Investing in education
One of the core messages that resonated throughout the Autumn 2021 Budget was how the government was going to improve educational opportunities for all. The relevant part of this for dentists was the commitment that adult learning opportunities would be funded and supported, alongside an increased focus on scientific advances.
These may not be dentistry specific, but they could lead to better educational support for those within the profession, as well as new products, methods and other advances in the industry as a whole.
Every little helps
As suspected, the National Living Wage has increased to £9.50 an hour. This will onlyaffect the lowest paid individuals in practices and should see their income increase by over £1000 per year as a result. However, the increase in National Insurance and rising prices of everyday living are likely to make this perceived increase mean very little.
Fuel Duty has also been frozen, helping to keep road travel more affordable. This, coupled with significant investment in improving road qualities and public transport, may very well make commuting for everyone just that little bit better.

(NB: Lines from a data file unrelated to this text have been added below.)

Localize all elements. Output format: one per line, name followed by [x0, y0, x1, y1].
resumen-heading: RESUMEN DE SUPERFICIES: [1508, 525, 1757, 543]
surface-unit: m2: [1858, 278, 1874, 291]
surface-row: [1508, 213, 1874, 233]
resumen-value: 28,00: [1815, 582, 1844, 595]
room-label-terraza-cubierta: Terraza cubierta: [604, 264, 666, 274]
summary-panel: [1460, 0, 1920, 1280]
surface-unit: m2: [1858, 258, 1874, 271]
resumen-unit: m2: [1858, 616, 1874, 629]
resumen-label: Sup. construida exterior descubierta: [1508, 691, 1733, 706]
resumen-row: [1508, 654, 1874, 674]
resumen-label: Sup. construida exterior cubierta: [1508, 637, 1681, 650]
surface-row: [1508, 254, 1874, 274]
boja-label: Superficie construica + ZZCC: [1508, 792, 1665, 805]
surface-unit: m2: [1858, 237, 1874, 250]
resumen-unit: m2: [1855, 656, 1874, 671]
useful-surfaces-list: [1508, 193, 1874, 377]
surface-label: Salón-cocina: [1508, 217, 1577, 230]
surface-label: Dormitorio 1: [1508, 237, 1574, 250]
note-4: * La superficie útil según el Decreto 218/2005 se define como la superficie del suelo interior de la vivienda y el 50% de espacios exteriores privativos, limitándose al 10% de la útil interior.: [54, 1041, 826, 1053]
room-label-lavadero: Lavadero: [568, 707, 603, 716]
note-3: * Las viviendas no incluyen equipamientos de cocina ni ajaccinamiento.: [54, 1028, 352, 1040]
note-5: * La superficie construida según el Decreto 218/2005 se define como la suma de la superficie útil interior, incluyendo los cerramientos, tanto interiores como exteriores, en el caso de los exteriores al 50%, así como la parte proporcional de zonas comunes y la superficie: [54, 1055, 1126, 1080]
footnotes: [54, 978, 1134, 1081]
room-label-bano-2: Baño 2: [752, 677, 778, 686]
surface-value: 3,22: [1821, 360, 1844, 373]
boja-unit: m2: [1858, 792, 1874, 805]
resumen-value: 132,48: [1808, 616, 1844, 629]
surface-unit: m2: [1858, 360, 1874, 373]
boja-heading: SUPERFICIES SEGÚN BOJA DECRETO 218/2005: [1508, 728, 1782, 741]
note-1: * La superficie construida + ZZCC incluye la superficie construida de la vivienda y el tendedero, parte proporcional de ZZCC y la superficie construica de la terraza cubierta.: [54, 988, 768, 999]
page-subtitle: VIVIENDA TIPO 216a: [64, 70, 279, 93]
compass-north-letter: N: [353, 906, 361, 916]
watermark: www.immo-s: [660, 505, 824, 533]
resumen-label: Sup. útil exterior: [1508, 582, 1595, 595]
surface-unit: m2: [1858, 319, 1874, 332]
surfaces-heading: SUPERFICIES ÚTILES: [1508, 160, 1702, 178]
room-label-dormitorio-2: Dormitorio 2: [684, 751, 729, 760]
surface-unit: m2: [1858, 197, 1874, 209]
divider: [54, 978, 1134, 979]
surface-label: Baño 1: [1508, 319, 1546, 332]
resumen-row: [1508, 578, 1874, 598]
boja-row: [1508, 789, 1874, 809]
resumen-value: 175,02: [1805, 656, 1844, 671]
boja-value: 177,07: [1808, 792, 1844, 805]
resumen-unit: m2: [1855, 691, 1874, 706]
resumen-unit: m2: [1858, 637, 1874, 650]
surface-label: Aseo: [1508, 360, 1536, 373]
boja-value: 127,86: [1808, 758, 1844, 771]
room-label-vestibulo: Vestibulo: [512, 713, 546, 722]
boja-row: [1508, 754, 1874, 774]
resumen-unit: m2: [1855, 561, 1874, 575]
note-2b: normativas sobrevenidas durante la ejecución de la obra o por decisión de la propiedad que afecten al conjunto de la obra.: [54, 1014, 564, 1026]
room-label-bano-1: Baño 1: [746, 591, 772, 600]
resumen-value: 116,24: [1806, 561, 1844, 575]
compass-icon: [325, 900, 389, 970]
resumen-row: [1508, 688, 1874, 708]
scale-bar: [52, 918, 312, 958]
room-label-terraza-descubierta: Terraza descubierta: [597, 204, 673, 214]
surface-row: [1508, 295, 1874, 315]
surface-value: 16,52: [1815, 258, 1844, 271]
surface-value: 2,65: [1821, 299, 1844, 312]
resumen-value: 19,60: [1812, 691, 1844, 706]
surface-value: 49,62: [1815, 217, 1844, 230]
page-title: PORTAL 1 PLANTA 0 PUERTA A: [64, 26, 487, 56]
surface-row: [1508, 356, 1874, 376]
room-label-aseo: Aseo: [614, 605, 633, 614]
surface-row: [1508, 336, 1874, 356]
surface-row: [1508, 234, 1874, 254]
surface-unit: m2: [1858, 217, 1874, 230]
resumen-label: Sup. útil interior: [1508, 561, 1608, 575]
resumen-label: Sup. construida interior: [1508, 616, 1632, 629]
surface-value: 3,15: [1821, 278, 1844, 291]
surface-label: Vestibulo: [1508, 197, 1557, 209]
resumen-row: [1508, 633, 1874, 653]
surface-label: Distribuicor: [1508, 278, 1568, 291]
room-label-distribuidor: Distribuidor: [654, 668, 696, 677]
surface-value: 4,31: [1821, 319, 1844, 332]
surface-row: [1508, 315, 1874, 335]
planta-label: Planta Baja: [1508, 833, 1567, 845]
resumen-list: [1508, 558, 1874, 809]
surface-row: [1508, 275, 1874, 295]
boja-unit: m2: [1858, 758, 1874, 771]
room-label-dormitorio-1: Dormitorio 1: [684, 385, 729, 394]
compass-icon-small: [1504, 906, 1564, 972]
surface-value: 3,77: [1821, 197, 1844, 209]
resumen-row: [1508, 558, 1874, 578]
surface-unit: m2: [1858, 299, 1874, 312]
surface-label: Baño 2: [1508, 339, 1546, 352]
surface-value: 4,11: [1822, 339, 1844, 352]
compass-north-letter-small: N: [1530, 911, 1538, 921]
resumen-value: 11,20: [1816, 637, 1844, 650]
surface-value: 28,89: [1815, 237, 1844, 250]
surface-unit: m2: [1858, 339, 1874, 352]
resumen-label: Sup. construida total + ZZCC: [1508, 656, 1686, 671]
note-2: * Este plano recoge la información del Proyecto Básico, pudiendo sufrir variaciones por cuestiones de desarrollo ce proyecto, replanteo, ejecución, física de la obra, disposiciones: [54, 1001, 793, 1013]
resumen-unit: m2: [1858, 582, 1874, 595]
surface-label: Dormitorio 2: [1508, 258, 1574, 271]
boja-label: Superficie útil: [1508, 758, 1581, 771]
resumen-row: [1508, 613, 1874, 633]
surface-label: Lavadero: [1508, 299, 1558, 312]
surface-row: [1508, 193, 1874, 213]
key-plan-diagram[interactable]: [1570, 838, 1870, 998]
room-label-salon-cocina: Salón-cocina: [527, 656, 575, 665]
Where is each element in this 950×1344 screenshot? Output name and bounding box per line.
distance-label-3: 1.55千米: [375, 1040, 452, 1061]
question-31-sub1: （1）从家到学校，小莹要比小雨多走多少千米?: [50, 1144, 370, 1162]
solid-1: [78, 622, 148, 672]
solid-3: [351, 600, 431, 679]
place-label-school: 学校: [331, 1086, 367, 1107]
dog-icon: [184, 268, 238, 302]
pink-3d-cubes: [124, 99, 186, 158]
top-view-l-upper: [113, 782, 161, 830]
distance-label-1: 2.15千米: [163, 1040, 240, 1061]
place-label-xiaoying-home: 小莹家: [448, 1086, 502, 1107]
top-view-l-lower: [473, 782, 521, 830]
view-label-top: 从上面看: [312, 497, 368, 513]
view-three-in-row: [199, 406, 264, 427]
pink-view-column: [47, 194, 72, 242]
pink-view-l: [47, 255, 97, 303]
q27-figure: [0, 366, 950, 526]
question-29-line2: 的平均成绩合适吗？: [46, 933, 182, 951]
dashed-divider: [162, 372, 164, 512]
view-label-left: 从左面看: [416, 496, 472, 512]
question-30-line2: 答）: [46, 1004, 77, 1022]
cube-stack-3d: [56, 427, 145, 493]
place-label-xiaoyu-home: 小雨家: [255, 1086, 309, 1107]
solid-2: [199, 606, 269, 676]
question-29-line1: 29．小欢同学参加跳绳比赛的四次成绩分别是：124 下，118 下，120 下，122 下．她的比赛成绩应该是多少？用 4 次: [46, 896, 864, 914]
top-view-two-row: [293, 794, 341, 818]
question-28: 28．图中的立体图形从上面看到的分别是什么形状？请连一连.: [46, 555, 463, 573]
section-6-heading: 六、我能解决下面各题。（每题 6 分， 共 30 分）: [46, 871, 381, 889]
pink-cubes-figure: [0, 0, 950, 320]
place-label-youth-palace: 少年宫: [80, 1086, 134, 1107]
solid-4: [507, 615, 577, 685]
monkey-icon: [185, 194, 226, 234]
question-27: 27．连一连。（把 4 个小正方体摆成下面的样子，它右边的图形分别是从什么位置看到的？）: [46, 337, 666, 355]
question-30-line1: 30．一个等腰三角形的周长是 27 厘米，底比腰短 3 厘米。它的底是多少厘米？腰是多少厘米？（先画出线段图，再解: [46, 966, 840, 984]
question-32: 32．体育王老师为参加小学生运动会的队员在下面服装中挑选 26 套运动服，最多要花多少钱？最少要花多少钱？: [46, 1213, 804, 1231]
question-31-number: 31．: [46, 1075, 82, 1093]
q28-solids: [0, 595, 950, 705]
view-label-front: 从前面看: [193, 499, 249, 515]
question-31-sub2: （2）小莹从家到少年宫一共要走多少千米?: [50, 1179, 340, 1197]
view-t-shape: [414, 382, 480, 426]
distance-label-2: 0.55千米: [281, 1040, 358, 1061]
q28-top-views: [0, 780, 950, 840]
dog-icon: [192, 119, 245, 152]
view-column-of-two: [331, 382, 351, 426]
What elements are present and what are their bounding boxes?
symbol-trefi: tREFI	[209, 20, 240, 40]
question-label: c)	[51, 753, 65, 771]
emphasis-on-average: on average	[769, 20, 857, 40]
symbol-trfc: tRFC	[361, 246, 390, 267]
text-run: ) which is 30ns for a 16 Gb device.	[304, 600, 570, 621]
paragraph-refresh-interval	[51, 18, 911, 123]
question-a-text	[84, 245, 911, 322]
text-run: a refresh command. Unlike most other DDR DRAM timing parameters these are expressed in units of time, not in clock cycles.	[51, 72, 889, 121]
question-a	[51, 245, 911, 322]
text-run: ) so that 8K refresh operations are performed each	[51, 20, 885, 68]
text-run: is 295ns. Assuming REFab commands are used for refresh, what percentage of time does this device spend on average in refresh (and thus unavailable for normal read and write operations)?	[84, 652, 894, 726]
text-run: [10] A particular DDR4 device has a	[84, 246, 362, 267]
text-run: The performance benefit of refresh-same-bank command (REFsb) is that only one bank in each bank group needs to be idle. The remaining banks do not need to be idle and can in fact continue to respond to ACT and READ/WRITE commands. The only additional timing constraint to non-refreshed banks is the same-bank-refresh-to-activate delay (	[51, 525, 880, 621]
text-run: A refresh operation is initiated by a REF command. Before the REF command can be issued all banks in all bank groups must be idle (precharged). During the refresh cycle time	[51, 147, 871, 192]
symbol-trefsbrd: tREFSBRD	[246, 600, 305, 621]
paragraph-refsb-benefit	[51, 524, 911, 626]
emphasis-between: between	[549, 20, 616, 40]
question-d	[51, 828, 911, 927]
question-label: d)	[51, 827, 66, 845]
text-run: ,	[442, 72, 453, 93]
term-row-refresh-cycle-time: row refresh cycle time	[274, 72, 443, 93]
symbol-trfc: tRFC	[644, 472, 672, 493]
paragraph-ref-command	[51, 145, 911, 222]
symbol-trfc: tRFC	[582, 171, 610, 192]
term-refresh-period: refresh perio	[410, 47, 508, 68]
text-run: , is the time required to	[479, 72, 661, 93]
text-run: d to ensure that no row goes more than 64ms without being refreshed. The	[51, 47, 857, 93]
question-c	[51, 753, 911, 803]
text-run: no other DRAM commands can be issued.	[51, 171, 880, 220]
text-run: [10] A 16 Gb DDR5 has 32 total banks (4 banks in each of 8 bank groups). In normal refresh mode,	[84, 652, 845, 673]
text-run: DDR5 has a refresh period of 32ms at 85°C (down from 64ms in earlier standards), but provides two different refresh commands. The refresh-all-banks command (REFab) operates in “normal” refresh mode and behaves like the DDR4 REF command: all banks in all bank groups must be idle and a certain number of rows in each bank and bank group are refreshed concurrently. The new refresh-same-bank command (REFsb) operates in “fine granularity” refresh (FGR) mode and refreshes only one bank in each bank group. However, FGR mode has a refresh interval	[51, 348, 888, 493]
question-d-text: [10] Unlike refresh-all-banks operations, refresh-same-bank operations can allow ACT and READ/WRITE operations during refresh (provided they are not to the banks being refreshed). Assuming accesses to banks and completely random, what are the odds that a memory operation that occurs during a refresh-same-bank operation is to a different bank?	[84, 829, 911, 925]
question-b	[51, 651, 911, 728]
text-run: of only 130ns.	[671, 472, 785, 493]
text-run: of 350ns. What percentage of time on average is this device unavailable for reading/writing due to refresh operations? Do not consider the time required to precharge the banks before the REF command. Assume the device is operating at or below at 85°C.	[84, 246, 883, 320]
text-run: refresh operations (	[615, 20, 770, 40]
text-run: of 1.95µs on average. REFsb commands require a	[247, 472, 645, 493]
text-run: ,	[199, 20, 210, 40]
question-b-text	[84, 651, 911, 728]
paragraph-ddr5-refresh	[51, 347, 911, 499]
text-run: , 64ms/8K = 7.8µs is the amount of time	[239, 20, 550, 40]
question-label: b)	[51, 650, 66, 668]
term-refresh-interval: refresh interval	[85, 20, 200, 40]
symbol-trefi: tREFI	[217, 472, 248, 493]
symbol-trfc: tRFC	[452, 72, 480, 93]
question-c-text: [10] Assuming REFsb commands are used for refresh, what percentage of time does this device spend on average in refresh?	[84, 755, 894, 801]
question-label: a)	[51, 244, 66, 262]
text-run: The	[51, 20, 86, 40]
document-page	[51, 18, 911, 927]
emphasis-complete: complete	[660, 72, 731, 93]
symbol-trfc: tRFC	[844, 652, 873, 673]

Long-haul flights are likely to get more expensive, but short-haul flights are set to be cheaper. Plus, certain types of alcohol will be more affordable and others will be a bit pricier – it all depends on the strength. This change was bolstered by the promise that it will lead to a healthier nation – a claim that could see fewer people heavily drinking and less negative impact on oral health as a consequence. Or, everyone will just swap to more affordable tipples – but the thought is there. So, heading to a conference by flight could well be cheaper than rail travel – an interesting thought as we are soon set to host COP26.
In a nutshell
Ultimately, the 2021 Autumn Budget holds some thought-provoking opportunities for dental professionals if you are willing to take them. With the chance to invest in technologies and improve your business infrastructure on the table, there is a silver lining to a budget that sounded good, but in reality, couldn’t quite hide the cracks underneath the optimism, especially for the lower earners in the country.